Crying Wolf Meaning
Definition: To send a false alarm for danger; to call for help when it is not needed.
Oftentimes, this idiom is used to describe someone who is complaining about something or requesting help for something when help is not needed.
Origin of Crying Wolf
This idiom comes from one of Aesop’s fables, “The Boy Who Cried Wolf.” In this story, which dates back to around the year 600 B.C., a little boy who is a shepherd grows bored at his dull day, and he decides to have a bit of fun by shouting to all the villagers that a wolf has come to eat all the sheep.
All the villagers run to help him, and when they learn that there is no wolf, they are angry. Later, when a wolf really comes to eat the sheep, the boy calls for help again, and no one comes to help him because they don’t believe he is telling the truth.
From this fable, the idea of crying wolf developed. If you call for help repeatedly when you do not really need it, people are bound to disbelieve you and not help you when you truly need it.
Examples of Crying Wolf
Here is an example of the idiom being used by a woman who is complaining about a coworker who always lies.
Regina: I’m so sick of Becca.
Ginny: Why? What has she done this time?
Regina: She keeps claiming that someone is stealing her pens. She even tried to get security involved.
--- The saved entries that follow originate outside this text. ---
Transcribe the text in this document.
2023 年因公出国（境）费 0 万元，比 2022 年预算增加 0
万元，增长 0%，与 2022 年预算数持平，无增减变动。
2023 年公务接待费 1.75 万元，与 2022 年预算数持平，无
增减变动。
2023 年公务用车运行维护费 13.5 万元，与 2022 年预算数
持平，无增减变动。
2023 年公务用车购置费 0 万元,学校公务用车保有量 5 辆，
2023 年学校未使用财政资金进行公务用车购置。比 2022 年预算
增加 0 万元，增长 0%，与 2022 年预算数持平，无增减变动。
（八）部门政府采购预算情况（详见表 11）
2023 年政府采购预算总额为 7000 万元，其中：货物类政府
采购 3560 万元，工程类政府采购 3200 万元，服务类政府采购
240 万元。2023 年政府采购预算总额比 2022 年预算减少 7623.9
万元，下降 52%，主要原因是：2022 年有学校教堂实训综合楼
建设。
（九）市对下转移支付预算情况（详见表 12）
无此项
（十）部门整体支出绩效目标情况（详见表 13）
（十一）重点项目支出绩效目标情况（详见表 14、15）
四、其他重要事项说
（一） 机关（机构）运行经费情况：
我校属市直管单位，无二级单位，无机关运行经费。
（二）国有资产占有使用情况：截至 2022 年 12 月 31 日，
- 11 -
Ginny: Maybe someone really is stealing her pens.
Regina: No. No. She’s definitely crying wolf. I saw her hiding her own pens.
Ginny: Ridiculous!
In this example, two friends are discussing their friend’s claim that he needed their help.
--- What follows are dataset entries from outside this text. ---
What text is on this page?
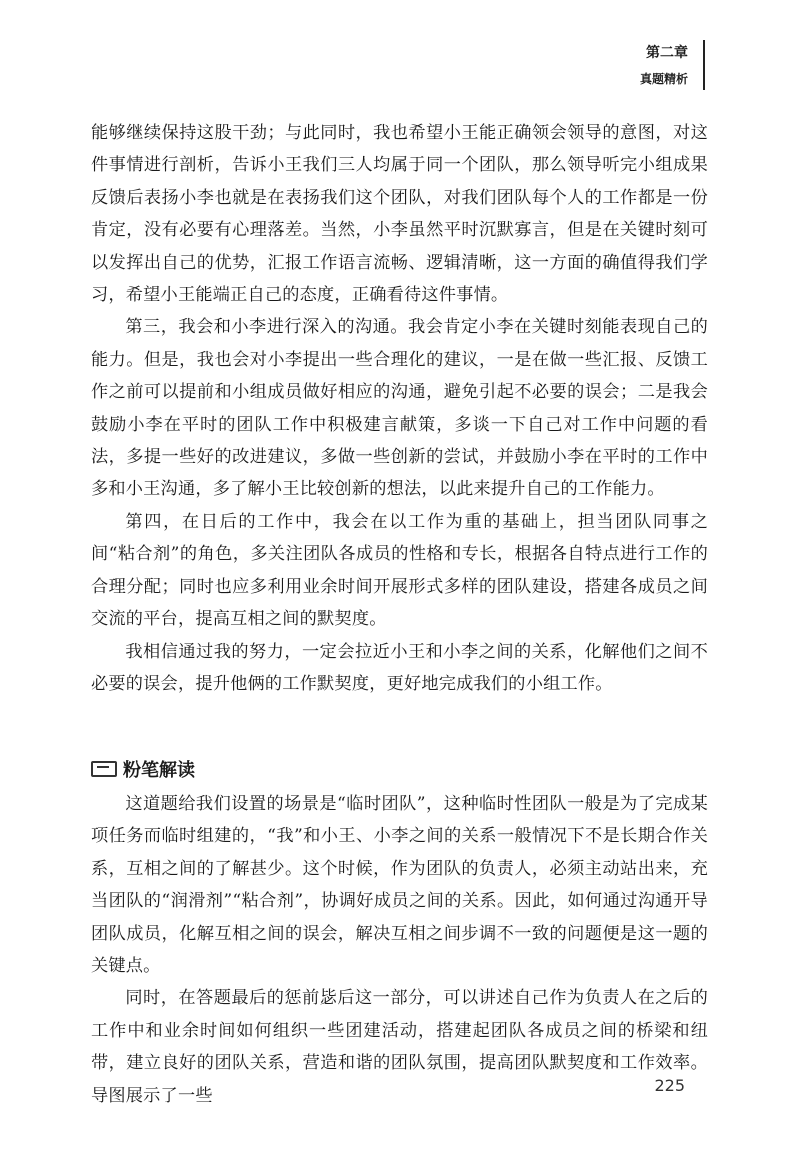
第二章
真题精析

能够继续保持这股干劲；与此同时，我也希望小王能正确领会领导的意图，对这件事情进行剖析，告诉小王我们三人均属于同一个团队，那么领导听完小组成果反馈后表扬小李也就是在表扬我们这个团队，对我们团队每个人的工作都是一份肯定，没有必要有心理落差。当然，小李虽然平时沉默寡言，但是在关键时刻可以发挥出自己的优势，汇报工作语言流畅、逻辑清晰，这一方面的确值得我们学习，希望小王能端正自己的态度，正确看待这件事情。

第三，我会和小李进行深入的沟通。我会肯定小李在关键时刻能表现自己的能力。但是，我也会对小李提出一些合理化的建议，一是在做一些汇报、反馈工作之前可以提前和小组成员做好相应的沟通，避免引起不必要的误会；二是我会鼓励小李在平时的团队工作中积极建言献策，多谈一下自己对工作中问题的看法，多提一些好的改进建议，多做一些创新的尝试，并鼓励小李在平时的工作中多和小王沟通，多了解小王比较创新的想法，以此来提升自己的工作能力。

第四，在日后的工作中，我会在以工作为重的基础上，担当团队同事之间“粘合剂”的角色，多关注团队各成员的性格和专长，根据各自特点进行工作的合理分配；同时也应多利用业余时间开展形式多样的团队建设，搭建各成员之间交流的平台，提高互相之间的默契度。

我相信通过我的努力，一定会拉近小王和小李之间的关系，化解他们之间不必要的误会，提升他俩的工作默契度，更好地完成我们的小组工作。

粉笔解读

这道题给我们设置的场景是“临时团队”，这种临时性团队一般是为了完成某项任务而临时组建的，“我”和小王、小李之间的关系一般情况下不是长期合作关系，互相之间的了解甚少。这个时候，作为团队的负责人，必须主动站出来，充当团队的“润滑剂”“粘合剂”，协调好成员之间的关系。因此，如何通过沟通开导团队成员，化解互相之间的误会，解决互相之间步调不一致的问题便是这一题的关键点。

同时，在答题最后的惩前毖后这一部分，可以讲述自己作为负责人在之后的工作中和业余时间如何组织一些团建活动，搭建起团队各成员之间的桥梁和纽带，建立良好的团队关系，营造和谐的团队氛围，提高团队默契度和工作效率。导图展示了一些

225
Kevin: Hey! Don’t help Eric.
Steve: Why not? He said he had a family emergency.
Kevin: Don’t believe him. He’s always crying wolf. He’s had a family emergency every single time he’s been in charge of completing a big project.
Steve: I don’t know. I just wouldn’t feel right about calling him a liar to his face.
Kevin: You don’t have to do that. Just tell him you have your own family emergency.
Steve: I don’t want to lie either!
More Examples
In the example below, the idiom is used to say that doctors complain about their jobs for no reason. Someone else then counters this claim.
- In a rebuttal article, “Sorry, being a doctor is still a great gig,” pediatrician Aaron Carroll disputed the misery claim: Doctors are well respected, well remunerated, he writes, and they complain far more than they should. He predicts people will soon ignore doctors’ “cries of wolf.” But to cry wolf is to complain about something when nothing is wrong. Yet studies have found that doctors suffer from depression, post-traumatic stress disorder and the highest suicide rate of any profession. –The Washington Post
In this second example, the expression is used in a quote by a police officer who says that policeman park empty police cars in front of a store as decoys to prevent shoplifters. He explains that trying to use the empty car to trick thieves isn’t useful because the thieves know the police are crying wolf.
- At the end of the day we pick up the car, and it’s been spit on and kicked, and you can only cry wolf so often. –Denver Post
Summary
The English phrase to cry wolf means to make false claims or requests for help, or to lie.